J0094 (頭蓋骨の前頭断、後方からの図)

J0408 (右眼瞼の筋:背方からの図)
1. 解剖学的特徴
1.1 基本構造と位置
- 篩骨洞は篩骨蜂巣(ethmoidal cells)とも呼ばれ、多数の小気腔からなる蜂巣状構造を呈します(Terrier et al., 2009)。
- 篩骨迷路(ethmoidal labyrinth)を形成し、篩板(cribriform plate)の外側、眼窩内側壁(lamina papyracea)と鼻腔外側壁の間に位置します。
- 前頭骨、上顎骨、蝶形骨、涙骨、口蓋骨にまで拡張することがあり、これらの骨と密接に関連した複雑な三次元構造を示します(Rae et al., 2003)。
- 蜂巣の数、大きさ、配置には著しい個人差があり、3個から18個以上まで変動します(Stammberger, 2020)。
1.2 解剖学的分類
篩骨洞は基板(basal lamella)を基準として、解剖学的に3つの部分に分類されます(Lund et al., 2014):
- 前篩骨蜂巣(anterior ethmoidal cells):
- 篩骨漏斗(infundibulum ethmoidale)を介して中鼻道に開口します。
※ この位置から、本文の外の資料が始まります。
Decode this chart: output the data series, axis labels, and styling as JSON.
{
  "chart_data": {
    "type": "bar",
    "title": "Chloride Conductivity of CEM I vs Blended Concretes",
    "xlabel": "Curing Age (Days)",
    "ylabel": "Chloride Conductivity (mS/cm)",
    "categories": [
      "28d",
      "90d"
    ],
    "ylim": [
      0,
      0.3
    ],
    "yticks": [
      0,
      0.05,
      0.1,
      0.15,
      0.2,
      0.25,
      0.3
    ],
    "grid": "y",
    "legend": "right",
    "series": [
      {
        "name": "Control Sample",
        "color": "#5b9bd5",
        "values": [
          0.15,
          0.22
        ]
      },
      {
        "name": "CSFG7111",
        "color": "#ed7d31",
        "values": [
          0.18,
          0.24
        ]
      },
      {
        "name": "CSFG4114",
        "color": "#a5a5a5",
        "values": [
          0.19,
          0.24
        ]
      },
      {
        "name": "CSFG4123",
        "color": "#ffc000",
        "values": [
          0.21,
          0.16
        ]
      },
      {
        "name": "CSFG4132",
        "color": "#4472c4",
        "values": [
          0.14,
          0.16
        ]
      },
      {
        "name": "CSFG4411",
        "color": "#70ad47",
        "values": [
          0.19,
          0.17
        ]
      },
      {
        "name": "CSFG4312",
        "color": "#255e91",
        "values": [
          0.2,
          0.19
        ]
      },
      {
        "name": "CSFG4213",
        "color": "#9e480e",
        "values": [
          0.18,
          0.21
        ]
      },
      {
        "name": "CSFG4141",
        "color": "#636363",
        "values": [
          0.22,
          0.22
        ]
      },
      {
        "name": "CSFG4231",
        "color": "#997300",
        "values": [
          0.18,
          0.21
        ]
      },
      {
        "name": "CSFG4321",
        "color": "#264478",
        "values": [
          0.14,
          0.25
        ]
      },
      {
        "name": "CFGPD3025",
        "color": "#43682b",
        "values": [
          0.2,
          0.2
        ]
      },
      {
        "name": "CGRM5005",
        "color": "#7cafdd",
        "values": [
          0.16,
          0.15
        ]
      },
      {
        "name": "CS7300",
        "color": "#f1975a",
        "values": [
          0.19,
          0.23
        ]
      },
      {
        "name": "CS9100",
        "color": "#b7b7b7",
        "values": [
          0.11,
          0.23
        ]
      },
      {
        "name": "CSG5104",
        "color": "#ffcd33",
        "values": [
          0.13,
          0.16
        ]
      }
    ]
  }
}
- 前頭洞、前頭陥凹(frontal recess)、涙嚢に近接し、これらの構造の排泄路に影響を与えます。
- 篩骨胞(bulla ethmoidalis)より前方に位置します。
- 中篩骨蜂巣(middle ethmoidal cells):
- 篩骨胞を含み、中鼻甲介の基板の領域に相当します。
- 主に中鼻道に開口しますが、一部は前頭陥凹に関与します。
- 最も大きく目立つ蜂巣であることが多いです。
- 後篩骨蜂巣(posterior ethmoidal cells):
- 上鼻道に開口し、基板の後方に位置します。
- 蝶形骨洞前壁、視神経管(optic canal)、眼窩尖部に近接します。
- Onodi蜂巣(sphenoethmoidal cell)として蝶形骨洞の上外側に拡張することがあり、視神経を取り囲む可能性があります(Thanaviratananich et al., 2003)。
1.3 微細構造と生理機能
- 蜂巣間の隔壁は極めて薄く(0.1-0.2mm)、骨欠損部も存在することがあります(Stammberger and Kennedy, 2016)。
- 粘膜は偽重層線毛円柱上皮(pseudostratified ciliated columnar epithelium)で覆われ、杯細胞(goblet cells)が粘液を分泌します。
- 粘液線毛クリアランス機構により、線毛が協調的に運動して粘液と捕捉された異物を自然口に向けて輸送します(Cohen and Kennedy, 2005)。
- 各蜂巣の自然口(ostium)は狭小で、炎症や浮腫により容易に閉塞します。